Liar. But Pip did not say it. “Forest good?”

“Forest fine. Many Dragons. Bad shadow-thing here.”

With that, Pip’s humiliation in the examination room faded into nothingness. “Hunagu …” Her heart lurched into a gallop. “What shadow–”

“Shadow thing, from before. Sylakia beast.”

With a great deal of questioning, given the limitations of the Oraial language to express complex ideas, Pip managed to establish that Hunagu meant the same shadow-creature which had flown over their cage in Sylakia–the creature which had inhabited her dreams ever since. It had left again, but the way he described it left no doubt–it was the strange oily shadow which seemed to move through things but still had a substance of its own. There was an overwhelming perception of evil’s presence and the impression that it had wings like a Dragon.

Nausea churned in her stomach, as though a Dragon’s claw were slowly winding her intestines tighter and tighter. The hunting beast was surely nothing to do with her … was it? Whatever it was, she had to hurry back to the school and warn Master Kassik.

Hunagu kept asking, “Pip safe? Pip no trouble?”

“Pip safe,” she said. “Pip worry for school friends. Pip warn Dragons.”

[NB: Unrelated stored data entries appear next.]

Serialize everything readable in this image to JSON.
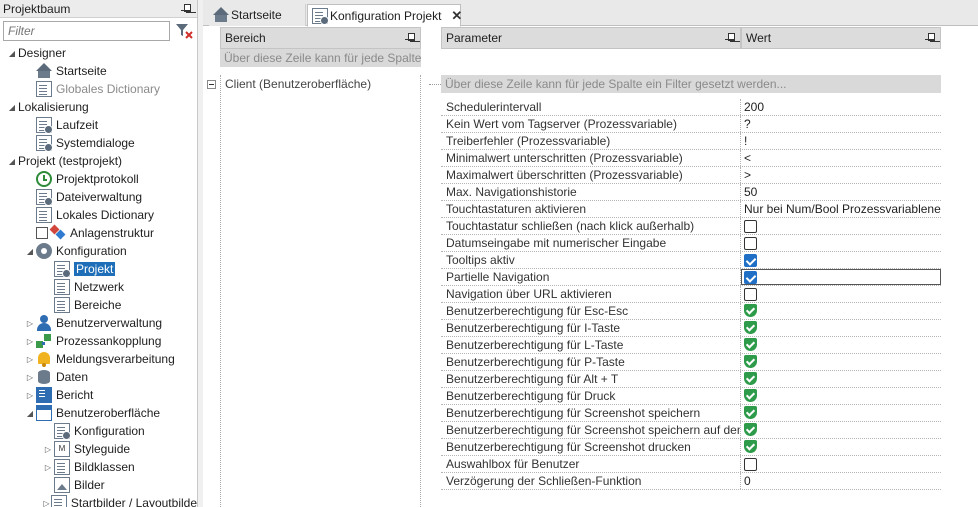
{
  "tree": {
    "title": "Projektbaum",
    "filter_placeholder": "Filter",
    "items": [
      {
        "label": "Designer",
        "level": 0,
        "exp": "open",
        "icon": ""
      },
      {
        "label": "Startseite",
        "level": 1,
        "icon": "home"
      },
      {
        "label": "Globales Dictionary",
        "level": 1,
        "icon": "doc",
        "dim": true
      },
      {
        "label": "Lokalisierung",
        "level": 0,
        "exp": "open",
        "icon": ""
      },
      {
        "label": "Laufzeit",
        "level": 1,
        "icon": "docgear"
      },
      {
        "label": "Systemdialoge",
        "level": 1,
        "icon": "docgear"
      },
      {
        "label": "Projekt (testprojekt)",
        "level": 0,
        "exp": "open",
        "icon": ""
      },
      {
        "label": "Projektprotokoll",
        "level": 1,
        "icon": "history"
      },
      {
        "label": "Dateiverwaltung",
        "level": 1,
        "icon": "docgear"
      },
      {
        "label": "Lokales Dictionary",
        "level": 1,
        "icon": "doc"
      },
      {
        "label": "Anlagenstruktur",
        "level": 1,
        "icon": "plant",
        "checkbox": true
      },
      {
        "label": "Konfiguration",
        "level": 1,
        "exp": "open",
        "icon": "gear"
      },
      {
        "label": "Projekt",
        "level": 2,
        "icon": "docgear",
        "selected": true
      },
      {
        "label": "Netzwerk",
        "level": 2,
        "icon": "doc"
      },
      {
        "label": "Bereiche",
        "level": 2,
        "icon": "doc"
      },
      {
        "label": "Benutzerverwaltung",
        "level": 1,
        "exp": "closed",
        "icon": "user"
      },
      {
        "label": "Prozessankopplung",
        "level": 1,
        "exp": "closed",
        "icon": "process"
      },
      {
        "label": "Meldungsverarbeitung",
        "level": 1,
        "exp": "closed",
        "icon": "bell"
      },
      {
        "label": "Daten",
        "level": 1,
        "exp": "closed",
        "icon": "db"
      },
      {
        "label": "Bericht",
        "level": 1,
        "exp": "closed",
        "icon": "report"
      },
      {
        "label": "Benutzeroberfläche",
        "level": 1,
        "exp": "open",
        "icon": "ui"
      },
      {
        "label": "Konfiguration",
        "level": 2,
        "icon": "docgear"
      },
      {
        "label": "Styleguide",
        "level": 2,
        "exp": "closed",
        "icon": "style"
      },
      {
        "label": "Bildklassen",
        "level": 2,
        "exp": "closed",
        "icon": "doc"
      },
      {
        "label": "Bilder",
        "level": 2,
        "icon": "images"
      },
      {
        "label": "Startbilder / Layoutbilde",
        "level": 2,
        "exp": "closed",
        "icon": "doc"
      }
    ]
  },
  "tabs": [
    {
      "label": "Startseite"
    },
    {
      "label": "Konfiguration Projekt"
    }
  ],
  "bereich": {
    "header": "Bereich",
    "filter_text": "Über diese Zeile kann für jede Spalte...",
    "client": "Client (Benutzeroberfläche)"
  },
  "params": {
    "header_param": "Parameter",
    "header_value": "Wert",
    "filter_text": "Über diese Zeile kann für jede Spalte ein Filter gesetzt werden...",
    "rows": [
      {
        "name": "Schedulerintervall",
        "type": "text",
        "value": "200"
      },
      {
        "name": "Kein Wert vom Tagserver (Prozessvariable)",
        "type": "text",
        "value": "?"
      },
      {
        "name": "Treiberfehler (Prozessvariable)",
        "type": "text",
        "value": "!"
      },
      {
        "name": "Minimalwert unterschritten (Prozessvariable)",
        "type": "text",
        "value": "<"
      },
      {
        "name": "Maximalwert überschritten (Prozessvariable)",
        "type": "text",
        "value": ">"
      },
      {
        "name": "Max. Navigationshistorie",
        "type": "text",
        "value": "50"
      },
      {
        "name": "Touchtastaturen aktivieren",
        "type": "text",
        "value": "Nur bei Num/Bool Prozessvariablenei..."
      },
      {
        "name": "Touchtastatur schließen (nach klick außerhalb)",
        "type": "check",
        "value": false
      },
      {
        "name": "Datumseingabe mit numerischer Eingabe",
        "type": "check",
        "value": false
      },
      {
        "name": "Tooltips aktiv",
        "type": "check",
        "value": true
      },
      {
        "name": "Partielle Navigation",
        "type": "check",
        "value": true,
        "focused": true
      },
      {
        "name": "Navigation über URL aktivieren",
        "type": "check",
        "value": false
      },
      {
        "name": "Benutzerberechtigung für Esc-Esc",
        "type": "shield"
      },
      {
        "name": "Benutzerberechtigung für I-Taste",
        "type": "shield"
      },
      {
        "name": "Benutzerberechtigung für L-Taste",
        "type": "shield"
      },
      {
        "name": "Benutzerberechtigung für P-Taste",
        "type": "shield"
      },
      {
        "name": "Benutzerberechtigung für Alt + T",
        "type": "shield"
      },
      {
        "name": "Benutzerberechtigung für Druck",
        "type": "shield"
      },
      {
        "name": "Benutzerberechtigung für Screenshot speichern",
        "type": "shield"
      },
      {
        "name": "Benutzerberechtigung für Screenshot speichern auf dem...",
        "type": "shield"
      },
      {
        "name": "Benutzerberechtigung für Screenshot drucken",
        "type": "shield"
      },
      {
        "name": "Auswahlbox für Benutzer",
        "type": "check",
        "value": false
      },
      {
        "name": "Verzögerung der Schließen-Funktion",
        "type": "text",
        "value": "0"
      }
    ]
  },
  "colors": {
    "selection": "#1f6fb8",
    "checkbox_on": "#1f6fc6",
    "shield": "#2e9b4a"
  }
}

“Good-good,” agreed the Oraial, wringing his huge hands. “Pip safe? Pip good-good? Pip careful?”

She punched his arm. “Hunagu careful? Hunagu safe?”

“Hunagu jungle king.” The Ape thumped his chest, but Pip felt it boomed a little hollowly.

Her abortive escape was over. Pip silently lamented the concern that would drive her back up the mountain to warn her friends. She could no more leave them vulnerable than she would choose to dine with a python. But Emblazon’s fury would be immeasurable if he learned she’d sneaked past him. Could she burgle the school a third time?

The Pygmy thief, she should be called.

By the early hours, as the moons drifted behind the volcanic cone, leaving her only the star-frosted sky for company, Pip was high up the mountainside once more. She had successfully evaded Emblazon’s notice. An easier route had allowed her to scramble upward quickly, avoiding some of the overhangs which had challenged her and torn off a fingernail before. She sucked that finger pensively. Blazing Dragon-fires, it hurt.

The night was cool and hushed. Even the wind, which usually sighed and sang over the volcanic peaks above the school, seemed cowed.

Why?

The barren volcanic cliff held cracks and places where a Pygmy could conceal herself. Her heart pumped furiously. She sensed … Pip raced lightly up the steep slope, angling for a patch of boulders silhouetted against the milky background of stars.